When he looks back, Bud can hardly fathom how fast the time has gone, but he’s happy with how everything has turned out.
“What’s kept Knight’s going is a lot of hard work, seven days a week, 24 hours a day and having my kids working here,” he said. “I guess that’s why we are where we are today. We’ve got some good guys that do good and we try to do good by them. We’ve grown to be like a family, and I wouldn’t trade it for anything.”
The Boeing Lift
After the bottom of the economy dropped out, Knight’s Companies pushed through two hard years that tested the resolve of the entire team. Pouring dropped from a peak of 100 yds a day in 2007 down to 10 in 2009, and that led to a reduction in the work force.

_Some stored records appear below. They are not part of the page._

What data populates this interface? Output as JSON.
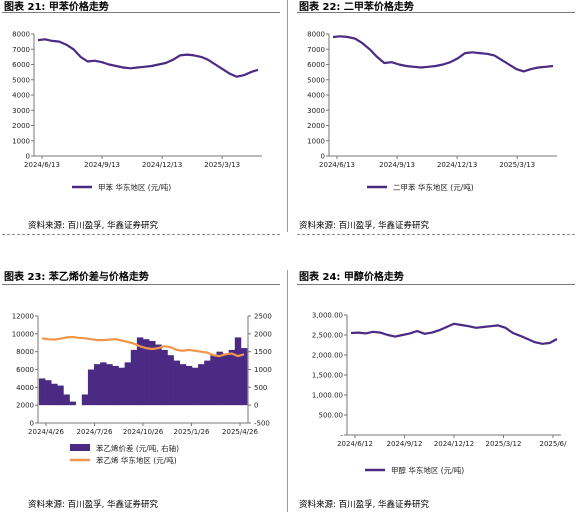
{
  "panels": [
    {
      "title": "图表 21:  甲苯价格走势",
      "source": "资料来源:  百川盈孚,  华鑫证券研究"
    },
    {
      "title": "图表 22:  二甲苯价格走势",
      "source": "资料来源:  百川盈孚,  华鑫证券研究"
    },
    {
      "title": "图表 23:  苯乙烯价差与价格走势",
      "source": "资料来源:  百川盈孚,  华鑫证券研究"
    },
    {
      "title": "图表 24:  甲醇价格走势",
      "source": "资料来源:  百川盈孚,  华鑫证券研究"
    }
  ],
  "chart_data": [
    {
      "type": "line",
      "xlabels": [
        "2024/6/13",
        "2024/9/13",
        "2024/12/13",
        "2025/3/13"
      ],
      "ylim": [
        0,
        8000
      ],
      "yticks": [
        0,
        1000,
        2000,
        3000,
        4000,
        5000,
        6000,
        7000,
        8000
      ],
      "series": [
        {
          "name": "甲苯 华东地区 (元/吨)",
          "color": "#4b2a84",
          "values": [
            7600,
            7650,
            7550,
            7500,
            7300,
            7000,
            6500,
            6200,
            6250,
            6150,
            6000,
            5900,
            5800,
            5750,
            5800,
            5850,
            5900,
            6000,
            6100,
            6300,
            6600,
            6650,
            6600,
            6500,
            6300,
            6000,
            5700,
            5400,
            5200,
            5300,
            5500,
            5650
          ]
        }
      ],
      "legend": "bottom",
      "grid": false
    },
    {
      "type": "line",
      "xlabels": [
        "2024/6/13",
        "2024/9/13",
        "2024/12/13",
        "2025/3/13"
      ],
      "ylim": [
        0,
        8000
      ],
      "yticks": [
        0,
        1000,
        2000,
        3000,
        4000,
        5000,
        6000,
        7000,
        8000
      ],
      "series": [
        {
          "name": "二甲苯 华东地区 (元/吨)",
          "color": "#4b2a84",
          "values": [
            7800,
            7850,
            7800,
            7700,
            7400,
            7000,
            6500,
            6100,
            6150,
            6000,
            5900,
            5850,
            5800,
            5850,
            5900,
            6000,
            6150,
            6400,
            6750,
            6800,
            6750,
            6700,
            6600,
            6300,
            6000,
            5700,
            5550,
            5700,
            5800,
            5850,
            5900
          ]
        }
      ],
      "legend": "bottom",
      "grid": false
    },
    {
      "type": "bar+line",
      "xlabels": [
        "2024/4/26",
        "2024/7/26",
        "2024/10/26",
        "2025/1/26",
        "2025/4/26"
      ],
      "ylim_left": [
        0,
        12000
      ],
      "yticks_left": [
        0,
        2000,
        4000,
        6000,
        8000,
        10000,
        12000
      ],
      "ylim_right": [
        -500,
        2500
      ],
      "yticks_right": [
        -500,
        0,
        500,
        1000,
        1500,
        2000,
        2500
      ],
      "series": [
        {
          "name": "苯乙烯价差 (元/吨, 右轴)",
          "type": "area",
          "axis": "right",
          "color": "#4b2a84",
          "values": [
            750,
            700,
            600,
            550,
            300,
            100,
            0,
            300,
            1000,
            1150,
            1200,
            1150,
            1100,
            1050,
            1200,
            1550,
            1900,
            1850,
            1800,
            1700,
            1550,
            1400,
            1250,
            1150,
            1100,
            1050,
            1150,
            1250,
            1400,
            1500,
            1450,
            1550,
            1900,
            1600
          ]
        },
        {
          "name": "苯乙烯 华东地区 (元/吨)",
          "type": "line",
          "axis": "left",
          "color": "#f0964a",
          "values": [
            9500,
            9400,
            9350,
            9450,
            9600,
            9650,
            9550,
            9500,
            9400,
            9300,
            9300,
            9350,
            9400,
            9250,
            9100,
            8900,
            8600,
            8400,
            8300,
            8400,
            8600,
            8500,
            8200,
            8100,
            8200,
            8100,
            8000,
            7900,
            7600,
            7500,
            7700,
            7800,
            7500,
            7700
          ]
        }
      ],
      "legend": "bottom",
      "grid": false
    },
    {
      "type": "line",
      "xlabels": [
        "2024/6/12",
        "2024/9/12",
        "2024/12/12",
        "2025/3/12",
        "2025/6/"
      ],
      "ylim": [
        0,
        3000
      ],
      "yticks": [
        "-",
        "500.00",
        "1,000.00",
        "1,500.00",
        "2,000.00",
        "2,500.00",
        "3,000.00"
      ],
      "series": [
        {
          "name": "甲醇 华东地区 (元/吨)",
          "color": "#4b2a84",
          "values": [
            2550,
            2560,
            2540,
            2580,
            2560,
            2500,
            2460,
            2500,
            2540,
            2600,
            2530,
            2560,
            2620,
            2700,
            2780,
            2750,
            2720,
            2680,
            2700,
            2720,
            2740,
            2680,
            2550,
            2480,
            2400,
            2320,
            2280,
            2300,
            2400
          ]
        }
      ],
      "legend": "bottom",
      "grid": false
    }
  ]
}
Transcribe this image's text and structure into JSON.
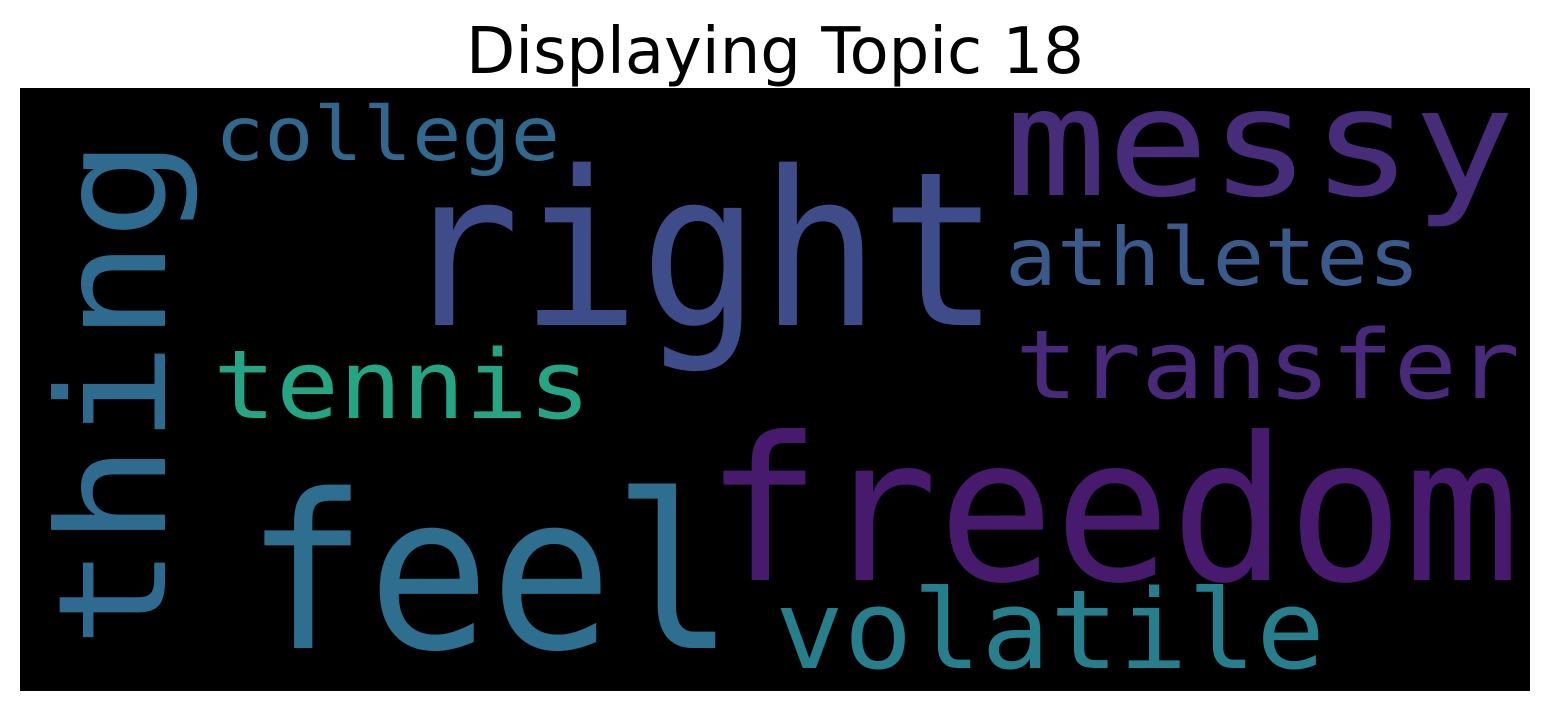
{
  "chart_data": {
    "type": "wordcloud",
    "title": "Displaying Topic 18",
    "background": "#000000",
    "words": [
      {
        "text": "right",
        "color": "#3e4c8a",
        "orientation": "horizontal"
      },
      {
        "text": "feel",
        "color": "#2e6e8e",
        "orientation": "horizontal"
      },
      {
        "text": "freedom",
        "color": "#471a6e",
        "orientation": "horizontal"
      },
      {
        "text": "messy",
        "color": "#472c7a",
        "orientation": "horizontal"
      },
      {
        "text": "thing",
        "color": "#2f6b8e",
        "orientation": "vertical"
      },
      {
        "text": "volatile",
        "color": "#277f8e",
        "orientation": "horizontal"
      },
      {
        "text": "transfer",
        "color": "#48297a",
        "orientation": "horizontal"
      },
      {
        "text": "athletes",
        "color": "#3a5a8c",
        "orientation": "horizontal"
      },
      {
        "text": "tennis",
        "color": "#25a584",
        "orientation": "horizontal"
      },
      {
        "text": "college",
        "color": "#31688e",
        "orientation": "horizontal"
      }
    ]
  }
}
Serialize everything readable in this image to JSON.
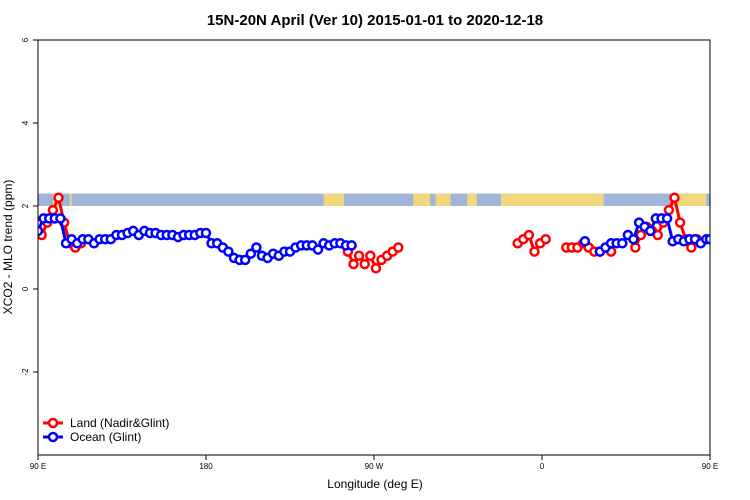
{
  "chart_data": {
    "type": "line",
    "title": "15N-20N April (Ver 10)   2015-01-01 to 2020-12-18",
    "xlabel": "Longitude (deg E)",
    "ylabel": "XCO2 - MLO trend (ppm)",
    "xlim": [
      90,
      450
    ],
    "ylim": [
      -4,
      6
    ],
    "x_ticks": [
      {
        "value": 90,
        "label": "90 E"
      },
      {
        "value": 180,
        "label": "180"
      },
      {
        "value": 270,
        "label": "90 W"
      },
      {
        "value": 360,
        "label": "0"
      },
      {
        "value": 450,
        "label": "90 E"
      },
      {
        "value": 540,
        "label": "180"
      }
    ],
    "y_ticks": [
      {
        "value": -2,
        "label": "-2"
      },
      {
        "value": 0,
        "label": "0"
      },
      {
        "value": 2,
        "label": "2"
      },
      {
        "value": 4,
        "label": "4"
      },
      {
        "value": 6,
        "label": "6"
      }
    ],
    "legend_position": "bottom-left",
    "land_band": {
      "y_from": 2.0,
      "y_to": 2.3,
      "ocean_color": "#9fb6d9",
      "land_color": "#f3d77e"
    },
    "series": [
      {
        "name": "Land (Nadir&Glint)",
        "color": "#ff0000",
        "segments": [
          [
            [
              92,
              1.3
            ],
            [
              95,
              1.6
            ],
            [
              98,
              1.9
            ],
            [
              101,
              2.2
            ],
            [
              104,
              1.6
            ],
            [
              107,
              1.1
            ],
            [
              110,
              1.0
            ],
            [
              113,
              1.1
            ]
          ],
          [
            [
              256,
              0.9
            ],
            [
              259,
              0.6
            ],
            [
              262,
              0.8
            ],
            [
              265,
              0.6
            ],
            [
              268,
              0.8
            ],
            [
              271,
              0.5
            ],
            [
              274,
              0.7
            ],
            [
              277,
              0.8
            ],
            [
              280,
              0.9
            ],
            [
              283,
              1.0
            ]
          ],
          [
            [
              347,
              1.1
            ],
            [
              350,
              1.2
            ],
            [
              353,
              1.3
            ],
            [
              356,
              0.9
            ],
            [
              359,
              1.1
            ],
            [
              362,
              1.2
            ]
          ],
          [
            [
              373,
              1.0
            ],
            [
              376,
              1.0
            ],
            [
              379,
              1.0
            ],
            [
              382,
              1.1
            ],
            [
              385,
              1.0
            ],
            [
              388,
              0.9
            ],
            [
              391,
              0.9
            ],
            [
              394,
              1.0
            ],
            [
              397,
              0.9
            ]
          ],
          [
            [
              410,
              1.0
            ],
            [
              413,
              1.3
            ],
            [
              416,
              1.5
            ],
            [
              419,
              1.4
            ],
            [
              422,
              1.3
            ],
            [
              425,
              1.6
            ],
            [
              428,
              1.9
            ],
            [
              431,
              2.2
            ],
            [
              434,
              1.6
            ],
            [
              437,
              1.2
            ],
            [
              440,
              1.0
            ],
            [
              443,
              1.2
            ]
          ]
        ]
      },
      {
        "name": "Ocean (Glint)",
        "color": "#0000ff",
        "segments": [
          [
            [
              90,
              1.4
            ],
            [
              93,
              1.7
            ],
            [
              96,
              1.7
            ],
            [
              99,
              1.7
            ],
            [
              102,
              1.7
            ],
            [
              105,
              1.1
            ],
            [
              108,
              1.2
            ],
            [
              111,
              1.1
            ],
            [
              114,
              1.2
            ],
            [
              117,
              1.2
            ],
            [
              120,
              1.1
            ],
            [
              123,
              1.2
            ],
            [
              126,
              1.2
            ],
            [
              129,
              1.2
            ],
            [
              132,
              1.3
            ],
            [
              135,
              1.3
            ],
            [
              138,
              1.35
            ],
            [
              141,
              1.4
            ],
            [
              144,
              1.3
            ],
            [
              147,
              1.4
            ],
            [
              150,
              1.35
            ],
            [
              153,
              1.35
            ],
            [
              156,
              1.3
            ],
            [
              159,
              1.3
            ],
            [
              162,
              1.3
            ],
            [
              165,
              1.25
            ],
            [
              168,
              1.3
            ],
            [
              171,
              1.3
            ],
            [
              174,
              1.3
            ],
            [
              177,
              1.35
            ],
            [
              180,
              1.35
            ],
            [
              183,
              1.1
            ],
            [
              186,
              1.1
            ],
            [
              189,
              1.0
            ],
            [
              192,
              0.9
            ],
            [
              195,
              0.75
            ],
            [
              198,
              0.7
            ],
            [
              201,
              0.7
            ],
            [
              204,
              0.85
            ],
            [
              207,
              1.0
            ],
            [
              210,
              0.8
            ],
            [
              213,
              0.75
            ],
            [
              216,
              0.85
            ],
            [
              219,
              0.8
            ],
            [
              222,
              0.9
            ],
            [
              225,
              0.9
            ],
            [
              228,
              1.0
            ],
            [
              231,
              1.05
            ],
            [
              234,
              1.05
            ],
            [
              237,
              1.05
            ],
            [
              240,
              0.95
            ],
            [
              243,
              1.1
            ],
            [
              246,
              1.05
            ],
            [
              249,
              1.1
            ],
            [
              252,
              1.1
            ],
            [
              255,
              1.05
            ],
            [
              258,
              1.05
            ]
          ],
          [
            [
              383,
              1.15
            ]
          ],
          [
            [
              391,
              0.9
            ],
            [
              394,
              1.0
            ],
            [
              397,
              1.1
            ],
            [
              400,
              1.1
            ],
            [
              403,
              1.1
            ],
            [
              406,
              1.3
            ],
            [
              409,
              1.2
            ],
            [
              412,
              1.6
            ],
            [
              415,
              1.5
            ],
            [
              418,
              1.4
            ],
            [
              421,
              1.7
            ],
            [
              424,
              1.7
            ],
            [
              427,
              1.7
            ],
            [
              430,
              1.15
            ],
            [
              433,
              1.2
            ],
            [
              436,
              1.15
            ],
            [
              439,
              1.2
            ],
            [
              442,
              1.2
            ],
            [
              445,
              1.1
            ],
            [
              448,
              1.2
            ],
            [
              450,
              1.2
            ]
          ]
        ]
      }
    ]
  }
}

“For Mr. Knight, one of the hardest things we ever had to do was to let people go when things went south,” said construction manager Chuck Layton. “Nobody has taken a pay cut like Mr. Knight – he’s all in. He’s liquidated assets and he’s sacrificed to keep people employed through the down times.”
Bud Knight echoed those thoughts. “Letting people go hurt my heart,” he said. “It’s not so bad to let a sorry person go, but it’s hard to let a good, dedicated person go. It’s what it had to be, and fortunately we’ve been able to hire back some of those people.”
As things began to improve in 2010, the company received exactly the lift it needed when Boeing Co. came to the area. Its big presence brought big-time needs, and although Knight’s had never poured anything of the magnitude Boeing needed, the team found a way to make it work.
With little time to plan, Knight’s Precast was pouring mega structures of 80 tons that could accommodate 108-in.-diameter pipe. The original specs had called for poured-in-place, but the pace of the job and the stringent safety regulations wouldn’t allow it. Using precast not only met those requirements but also saved Boeing on cost.
With the biggest gantry crane on site able to lift only 50 tons, Knight’s found a partner to do tandem picks and remained innovative throughout the job to stay at a competitive price. The job went about three or four months right through the hottest months of 2010, but the end result was truly impressive and earned Knight’s more jobs with Boeing down the road.
“We’ve got a lot of great employees from management down who allow us to make these projects work,” Pete Knight said. “It’s more so a family than a company. It’s not about one, it’s about a team. We try to instill the team atmosphere out of the gate, which has played a great deal into the success we have today.”
Kirk Stelsel is NPCA’s assistant director of Communication and associate editor of Precast Inc. magazine.